At the end of five minutes hold your saucepan under cool, running water until the hot is replaced with room-temperature water.

Peel your perfect eggs.

Consume your perfect eggs.

Ashley Gill

Water is at the heart of Roman Polanski’s classic “Chinatown.” Despite being made in 1974, it belongs among the best noir films of the ’40s and ’50s. The main thing separating it from the likes of “The Third Man” and “Sunset Boulevard” is Jack Nicholson, who plays the detective role with a few more loose screws than Humphrey Bogart or Cary Grant.

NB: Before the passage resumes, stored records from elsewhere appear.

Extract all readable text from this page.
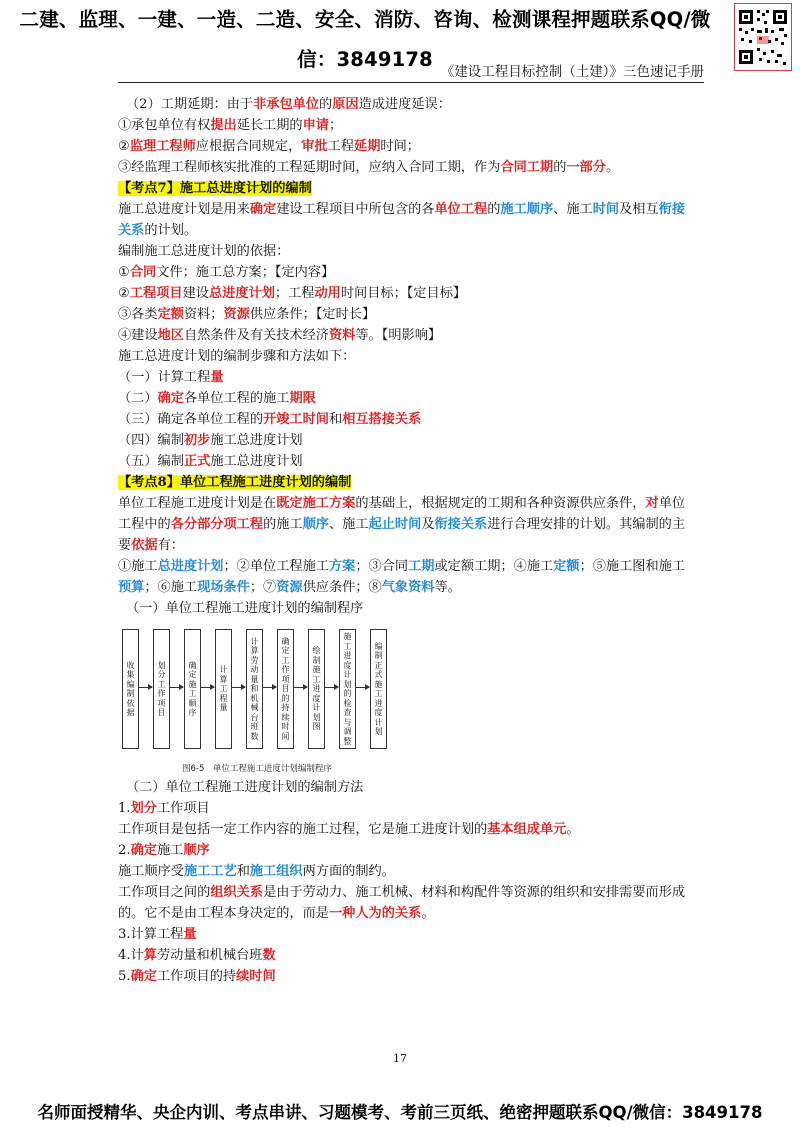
二建、监理、一建、一造、二造、安全、消防、咨询、检测课程押题联系QQ/微信：3849178
《建设工程目标控制（土建）》三色速记手册
（2）工期延期：由于非承包单位的原因造成进度延误：
①承包单位有权提出延长工期的申请；
②监理工程师应根据合同规定，审批工程延期时间；
③经监理工程师核实批准的工程延期时间，应纳入合同工期，作为合同工期的一部分。
【考点7】施工总进度计划的编制
施工总进度计划是用来确定建设工程项目中所包含的各单位工程的施工顺序、施工时间及相互衔接关系的计划。
编制施工总进度计划的依据：
①合同文件；施工总方案；【定内容】
②工程项目建设总进度计划；工程动用时间目标；【定目标】
③各类定额资料；资源供应条件；【定时长】
④建设地区自然条件及有关技术经济资料等。【明影响】
施工总进度计划的编制步骤和方法如下：
（一）计算工程量
（二）确定各单位工程的施工期限
（三）确定各单位工程的开竣工时间和相互搭接关系
（四）编制初步施工总进度计划
（五）编制正式施工总进度计划
【考点8】单位工程施工进度计划的编制
单位工程施工进度计划是在既定施工方案的基础上，根据规定的工期和各种资源供应条件，对单位工程中的各分部分项工程的施工顺序、施工起止时间及衔接关系进行合理安排的计划。其编制的主要依据有：
①施工总进度计划；②单位工程施工方案；③合同工期或定额工期；④施工定额；⑤施工图和施工预算；⑥施工现场条件；⑦资源供应条件；⑧气象资料等。
（一）单位工程施工进度计划的编制程序
图6-5　单位工程施工进度计划编制程序
收集编制依据
划分工作项目
确定施工顺序
计算工程量
计算劳动量和机械台班数
确定工作项目的持续时间
绘制施工进度计划图
施工进度计划的检查与调整
编制正式施工进度计划
（二）单位工程施工进度计划的编制方法
1.划分工作项目
工作项目是包括一定工作内容的施工过程，它是施工进度计划的基本组成单元。
2.确定施工顺序
施工顺序受施工工艺和施工组织两方面的制约。
工作项目之间的组织关系是由于劳动力、施工机械、材料和构配件等资源的组织和安排需要而形成的。它不是由工程本身决定的，而是一种人为的关系。
3.计算工程量
4.计算劳动量和机械台班数
5.确定工作项目的持续时间
17
名师面授精华、央企内训、考点串讲、习题模考、考前三页纸、绝密押题联系QQ/微信：3849178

In many ways, “Chinatown” conveys the same spirit of Los Angeles that Paul Thomas Anderson’s brilliantly unruly movies do today. Polanski’s film, which takes place in the 1930s, falls neatly in the time between “There Will Be Blood” and “Boogie Nights,” capturing the city after it was barren wilderness but before it became a hotspot for celebrities. What remained consistent throughout that timeline is a tendency toward deviance. As critic Roger Ebert wrote in his review, “the crimes in ‘Chinatown’ include incest and murder, but the biggest crime is against the city’s own future, by men who see that to control the water is to control the wealth.” Those men certainly made a profit, but I doubt they had any idea of what Los Angeles would become.

Tom Coulter

I recommend “Life without Water,” by Nancy Peacock. Yes, she’s my sister-in-law. No, that’s not why I am recommending it. It’s a novella about a girl, Cedar, who has grown up with her two hippie parents in an abandoned house in North Carolina. Don’t take my word for it: The New York Times called the book “deft, sly, unassuming,” and able to take on life in the 1960s, which is “extremely tricky to get right.” Cross the pond to get the British take on the same theme (though told very differently) by Kate Atkinson: “Emotionally Weird.”